March 16, 2015, 4:29 PM



Police unions: NYPD is handcuffing cops on Clean Halls patrols



An apartment building at 1515 Selwyn Ave., the Bronx, part of the NYPD's Clean Halls program of private building patrols.


Cops have been warned not to stop people at private apartment buildings unless they reasonably suspect the person is trespassing, according to an internal NYPD message.

Two police unions decried the new guidelines as a victory for criminals.

But the New York Civil Liberties Union said they greatly reduce the chance of baseless arrests — while still providing police the ability to fight crime.

“This is a simple directive that makes a simple point: officers cannot stop or arrest people simply because they are in or near a Clean Halls building,” said Christopher Dunn, the NYCLU’s associate legal director.

“Beyond that, officers remain free to enforce the law when they see suspicious activity.”

The March 10 Finest Message codifies for officers — apparently for the first time — the circumstances under which they can stop people at private buildings whose owners, under terms of NYPD’s Operation Clean Halls initiative, give police permission to conduct patrols there to make sure no one is trespassing.

But “mere presence in or outside a building” is not an “objective credible reason” to conduct a stop, the message says.

“A uniformed member of the service may not approach a person merely because the person has entered or exited or is present near a building enrolled in the trespass affidavit program,” it reads.

The NYCLU in March 2012 filed a class-action lawsuit that alleged police stopped people without justification, including people who actually lived in those buildings.
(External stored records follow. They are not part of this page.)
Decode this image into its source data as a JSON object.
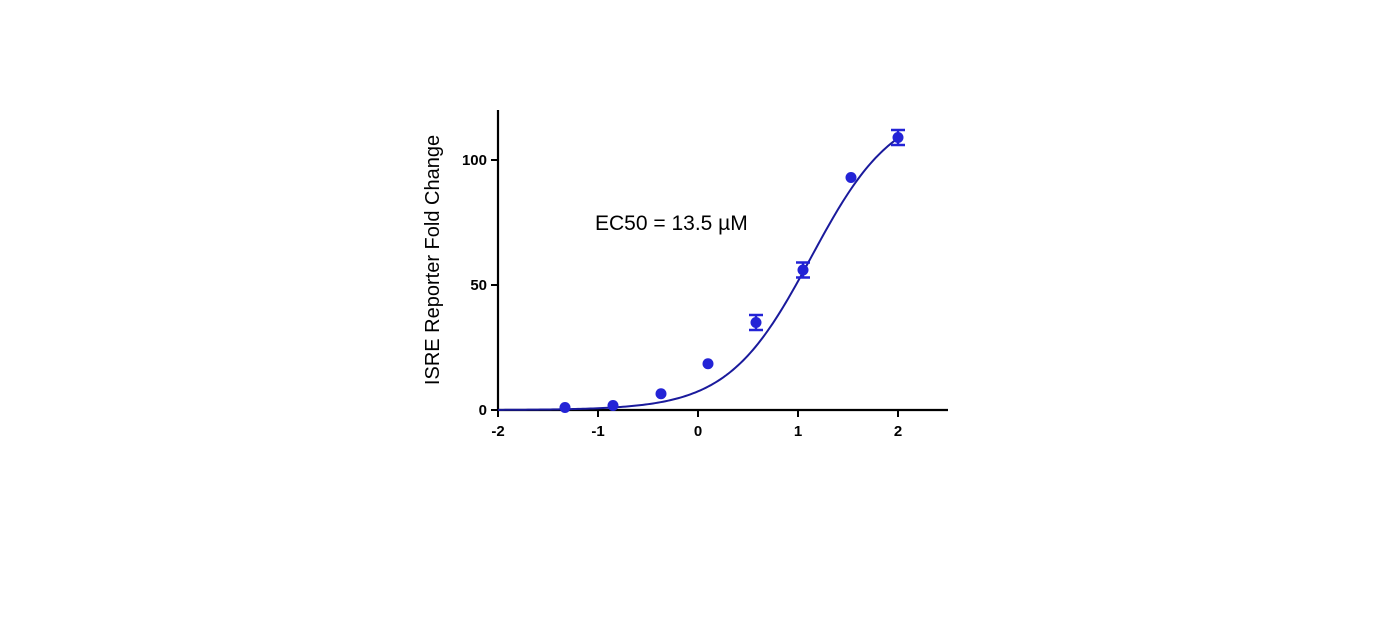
{
  "chart_data": {
    "type": "scatter",
    "title": "",
    "xlabel": "",
    "ylabel": "ISRE Reporter Fold Change",
    "xlim": [
      -2,
      2.5
    ],
    "ylim": [
      0,
      120
    ],
    "x_ticks": [
      -2,
      -1,
      0,
      1,
      2
    ],
    "x_tick_labels": [
      "-2",
      "-1",
      "0",
      "1",
      "2"
    ],
    "y_ticks": [
      0,
      50,
      100
    ],
    "y_tick_labels": [
      "0",
      "50",
      "100"
    ],
    "grid": false,
    "legend": "none",
    "annotation": "EC50 = 13.5 µM",
    "series": [
      {
        "x": [
          -1.33,
          -0.85,
          -0.37,
          0.1,
          0.58,
          1.05,
          1.53,
          2.0
        ],
        "y": [
          1,
          1.8,
          6.5,
          18.5,
          35,
          56,
          93,
          109
        ],
        "error": [
          0.5,
          0.5,
          0.8,
          0.8,
          3,
          3,
          0.8,
          3
        ],
        "color": "#2323d6"
      }
    ],
    "fit_curve": {
      "model": "four-parameter logistic",
      "color": "#1a1a9c",
      "bottom": 0,
      "top": 122,
      "log_ec50": 1.13,
      "hill_slope": 1.05
    }
  }
}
The NYPD during the case admitted it didn’t have formal guidelines in place, and some officers testified they felt they could stop anyone if the building was part of Clean Halls.

Judge Shira Scheindlin later ruled that too many of the stops were unconstitutional.

Edward Mullins, head of the Sergeants Benevolent Association, said the NYPD failed itself by not having guidelines in place.

He also said the new rules do not reflect what most residents want.

“The squeaky wheel gets the grease,” he said. “The great number of people who complained don’t speak for the majority of people who speak for safer communities.”

Pat Lynch, head of the Patrolman’s Benevolent Association, said the guidelines spell the end “of the successful Clean Halls program.”

“The courts have given those with criminal intent the right to loiter in places that they have no legitimate reason to be,” he said. “The court is protecting the rights of criminals while blatantly violating the rights of residents to have a home free of threats and criminality.”

Two weeks ago, the NYPD, in a separate Finest Message, was given new step-by-step instructions on how to conduct stop-and-frisks.

They, too, were a by-product of a Scheindlin ruling that police use of the controversial tactic violated the rights of minorities.